Mahesh and Phulkali work as daily wage labourers but work is difficult to come by on most days, they said. When IndiaSpend visited, they were selling tendu leaves (from the East Indian Ebony tree, used to roll beedi cigarettes) and earning upto Rs 200 per day together. Their ration card, which enabled them to buy government-subsidised food, expired two years ago and each time they applied to have it renewed, they were asked to submit documents that they did not have, Mahesh said.
Their eldest daughter is married and their middle daughter, Arati, 15, has given up her studies to take care of her younger siblings.
Dysfunctional anganwadis
NNM’s main strategy is “intense monitoring” and “convergence” between various schemes. These linkages are entirely missing in Chitrakoot, where half the children under five are stunted (50.9 per cent) and underweight (52.5 per cent), one-third are wasted (33.3 per cent) and nearly one-sixth are severely wasted (14.7 per cent). This is much worse than the rate in Uttar Pradesh and India overall.
While poor families are entitled to subsidised rations under the public distribution scheme (PDS), children up to age six get meals at the anganwadi (government-run daycare centres). Under the Integrated Child Development Services (ICDS) scheme, the world’s largest childhood care programme, it is the responsibility of the anganwadi to improve the nutritional and health status of children under six. It is also tasked with providing preschool education, immunisation, health check-ups and referral services. Anganwadi workers are responsible for maintaining records of children under six, regularly weigh them and track their growth.

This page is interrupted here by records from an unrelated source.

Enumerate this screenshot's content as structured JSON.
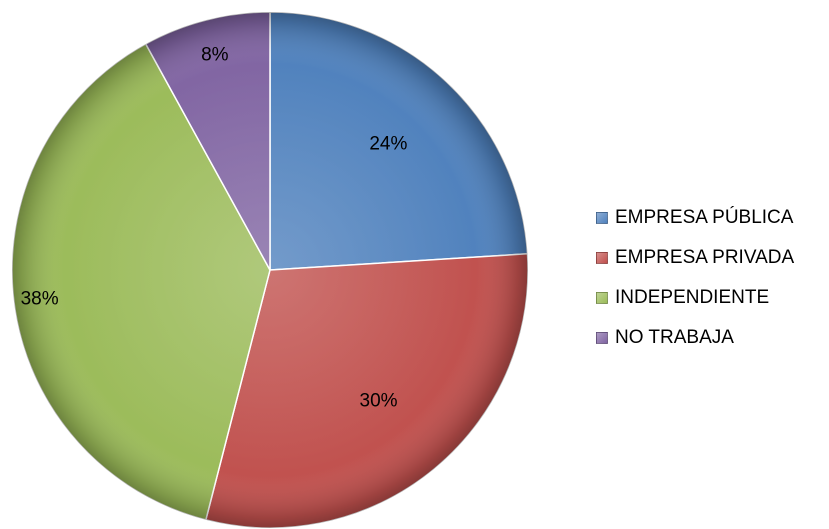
{
  "chart_data": {
    "type": "pie",
    "title": "",
    "categories": [
      "EMPRESA PÚBLICA",
      "EMPRESA PRIVADA",
      "INDEPENDIENTE",
      "NO TRABAJA"
    ],
    "values": [
      24,
      30,
      38,
      8
    ],
    "labels": [
      "24%",
      "30%",
      "38%",
      "8%"
    ],
    "colors": [
      "#4F81BD",
      "#C0504D",
      "#9BBB59",
      "#8064A2"
    ],
    "start": "top",
    "direction": "clockwise",
    "legend": "right",
    "style": "3d-bevel"
  }
}
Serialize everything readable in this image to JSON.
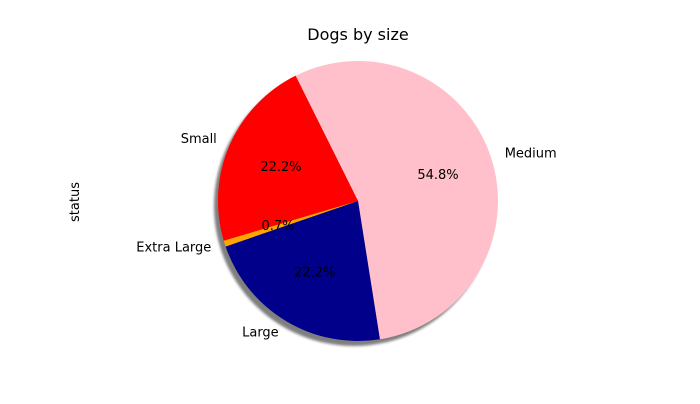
{
  "chart_data": {
    "type": "pie",
    "title": "Dogs by size",
    "ylabel": "status",
    "xlabel": "",
    "categories": [
      "Medium",
      "Small",
      "Extra Large",
      "Large"
    ],
    "values": [
      54.8,
      22.2,
      0.7,
      22.2
    ],
    "percent_labels": [
      "54.8%",
      "22.2%",
      "0.7%",
      "22.2%"
    ],
    "colors": [
      "#ffc0cb",
      "#ff0000",
      "#ffa500",
      "#00008b"
    ],
    "start_angle_deg": -81,
    "direction": "counterclockwise",
    "shadow": true,
    "legend": "none"
  }
}
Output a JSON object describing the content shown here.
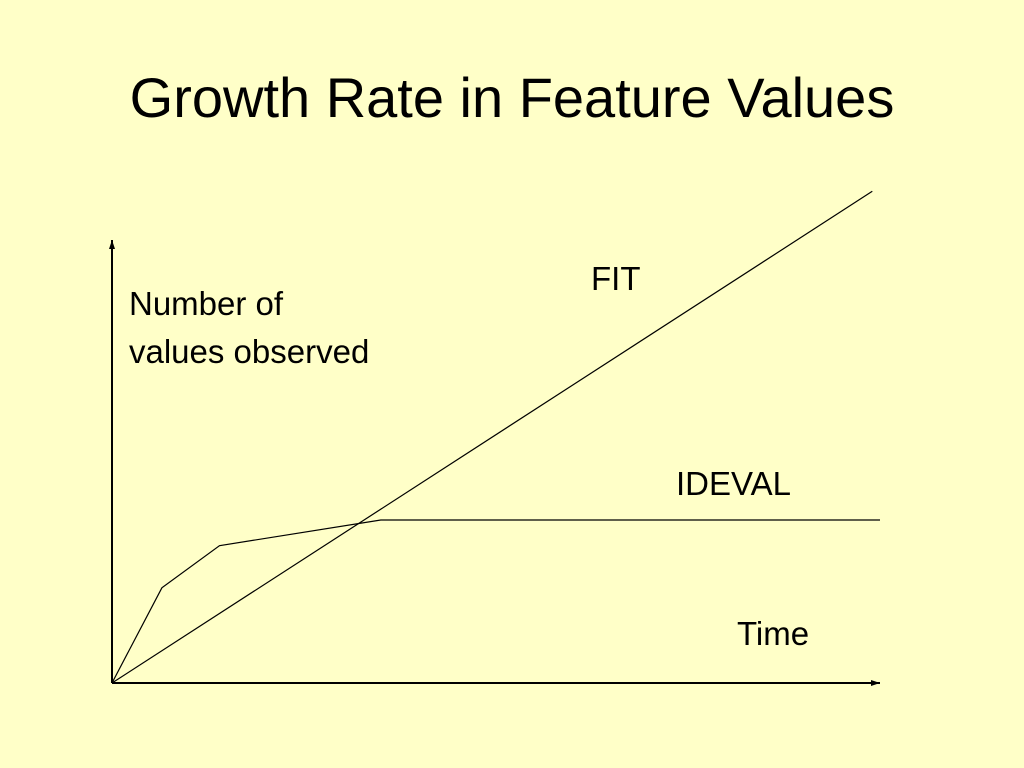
{
  "slide": {
    "title": "Growth Rate in Feature Values"
  },
  "chart_data": {
    "type": "line",
    "title": "Growth Rate in Feature Values",
    "xlabel": "Time",
    "ylabel_lines": [
      "Number of",
      "values observed"
    ],
    "xlim": [
      0,
      100
    ],
    "ylim": [
      0,
      100
    ],
    "grid": false,
    "series": [
      {
        "name": "FIT",
        "x": [
          0,
          99
        ],
        "y": [
          0,
          111
        ]
      },
      {
        "name": "IDEVAL",
        "x": [
          0,
          6.5,
          14,
          35,
          100
        ],
        "y": [
          0,
          21.5,
          31,
          36.8,
          36.8
        ]
      }
    ],
    "colors": {
      "background": "#FFFFC8",
      "line": "#000000",
      "text": "#000000"
    }
  }
}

Families such as the Kols’ are getting neither subsidised food nor anganwadi services.
Anganwadis have to provide children below six with morning snacks in the form of milk, banana, eggs and seasonal fruit, as well as one hot, cooked meal in the afternoon. Children younger than three years as well pregnant and lactating women are entitled to take-home rations.
However, all over Chitrakoot district, no hot, cooked meals have been served in the 1.5 years since January 2018, anganwadi workers and local ICDS officials admitted, nor have take-home rations been distributed. Uttar Pradesh’s ICDS director Rajendra Kumar Singh and principal secretary for the women and children’s department, Anita Meshram, did not respond to emails from IndiaSpend.
Food being the key attraction for impoverished families, parents such as the Kols stopped sending their children to the anganwadi in January.
It is no surprise, then, that ICDS centres in Chitrakoot note that 17.9 per cent of children under three and 18 per cent of children aged 3-5 were moderately underweight, and 7.1 per cent of children under three and 5.3 per cent of children aged 3-5 years were severely underweight.